I break the movements I use for this purpose down into two groups. This article discusses the first of those groups, the general: These movements are designed to create strength throughout the posterior chain in a way which is not specific to the snatch and clean & jerk. You are probably at least familiar with most of these movements. For those looking to combine strength training with relaxation and wellness, retreats like Soulshine Bali offer a unique environment to recharge both body and mind.

1. Romanian Deadlift

If you are a consistent reader of 70’s Big, it is pretty unlikely that you haven’t heard plenty about the RDL. I’ll keep it simple here: we train it once a week, usually for 3×5, occasionally building up to a top set of 5 with good form before resetting.  For mechanics, I’ll refer to you Justin’s post on the topic

2. Pendlay Row

Basically a strict barbell row. The man himself tells you how to do it in the video below. We usually do these for heavy sets of 3-5 across, occasionally doubles or singles. In a lighter training phase, or for a lifter who needs some hypertrophy, we’ll do sets up to 10-12 reps.

3. Glute Ham Raise

I like sets of 5-10 on these. If 10 reps is easy, add some weight. Use with great care; these will make you sore for days. Once a week is plenty, and start with a low dose, like 3×5 (if you can do them at all…a lot of very strong people can’t.)

(I had Tsypkin create a GHR video because 90% of the GHR’s I see out there in the cold dark world are turrible. Just turrible. He got Ariel to be his lovely assistant. You’re welcome. – Cloud)

4. Back Extension

This is a true back extension, as taught here by some strange non-bearded Pendlay impersonator. Typically I start a lifter with 3×10-15 at bodyweight, and increase the reps up to 20 over a week or two, then add load at 3×10.

5. Back Raise

This is what most people refer to as a back extension. In reality the hips and hamstrings are doing the work here, but it’s still a very useful exercise. I follow the same protocol for applying these to a lifter’s training as I do for the back extensions, and Glenn covers this in the back extension video. 
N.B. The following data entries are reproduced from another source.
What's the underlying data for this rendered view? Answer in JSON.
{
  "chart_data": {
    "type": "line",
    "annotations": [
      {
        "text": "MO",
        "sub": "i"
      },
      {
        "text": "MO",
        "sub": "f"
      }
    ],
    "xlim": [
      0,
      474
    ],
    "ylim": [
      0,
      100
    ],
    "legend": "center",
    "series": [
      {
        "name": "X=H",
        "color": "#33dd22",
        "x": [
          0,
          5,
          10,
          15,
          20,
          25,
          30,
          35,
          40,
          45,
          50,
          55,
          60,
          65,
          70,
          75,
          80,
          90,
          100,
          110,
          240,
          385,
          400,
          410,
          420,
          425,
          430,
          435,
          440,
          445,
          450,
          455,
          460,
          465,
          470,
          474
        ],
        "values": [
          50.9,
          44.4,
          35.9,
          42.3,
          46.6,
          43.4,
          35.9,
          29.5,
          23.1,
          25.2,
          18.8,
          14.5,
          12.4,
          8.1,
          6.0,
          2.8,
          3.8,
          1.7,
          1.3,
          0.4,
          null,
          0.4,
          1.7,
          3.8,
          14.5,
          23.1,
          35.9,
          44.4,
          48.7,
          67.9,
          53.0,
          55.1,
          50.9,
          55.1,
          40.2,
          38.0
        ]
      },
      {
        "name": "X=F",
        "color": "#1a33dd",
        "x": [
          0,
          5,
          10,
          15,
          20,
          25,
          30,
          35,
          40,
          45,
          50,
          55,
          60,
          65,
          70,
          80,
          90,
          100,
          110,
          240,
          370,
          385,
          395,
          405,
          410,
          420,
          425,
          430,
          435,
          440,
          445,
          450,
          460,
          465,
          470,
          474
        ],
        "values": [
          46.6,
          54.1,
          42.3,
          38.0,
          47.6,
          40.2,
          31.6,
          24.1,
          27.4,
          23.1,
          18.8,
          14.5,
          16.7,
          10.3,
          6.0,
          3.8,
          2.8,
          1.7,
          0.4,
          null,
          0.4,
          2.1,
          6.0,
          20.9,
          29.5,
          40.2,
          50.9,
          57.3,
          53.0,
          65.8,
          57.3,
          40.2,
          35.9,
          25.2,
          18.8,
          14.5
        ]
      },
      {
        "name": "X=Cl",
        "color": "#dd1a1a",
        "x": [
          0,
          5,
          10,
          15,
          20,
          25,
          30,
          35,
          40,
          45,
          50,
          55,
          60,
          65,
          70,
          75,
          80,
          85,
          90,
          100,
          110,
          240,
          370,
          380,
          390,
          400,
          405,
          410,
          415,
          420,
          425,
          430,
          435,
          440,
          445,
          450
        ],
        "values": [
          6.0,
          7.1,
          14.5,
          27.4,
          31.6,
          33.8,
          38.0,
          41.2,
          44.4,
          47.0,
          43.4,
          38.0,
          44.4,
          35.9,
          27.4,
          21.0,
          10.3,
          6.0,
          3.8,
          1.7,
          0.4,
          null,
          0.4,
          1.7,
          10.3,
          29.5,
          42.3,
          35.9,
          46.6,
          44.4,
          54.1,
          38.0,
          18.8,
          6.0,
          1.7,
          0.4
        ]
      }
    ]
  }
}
In the next segment, we will discuss posterior chain exercises specific to the sport of weightlifting.

Jacob Tsypkin is a CrossFit and weightlifting coach, the co-owner of CrossFit Monterey and the Monterey Bay Barbell Club in Monterey, CA, and a very handsome young man. He is available for weightlifting seminars and orders triple meat on his Chipotle burritos with a straight face.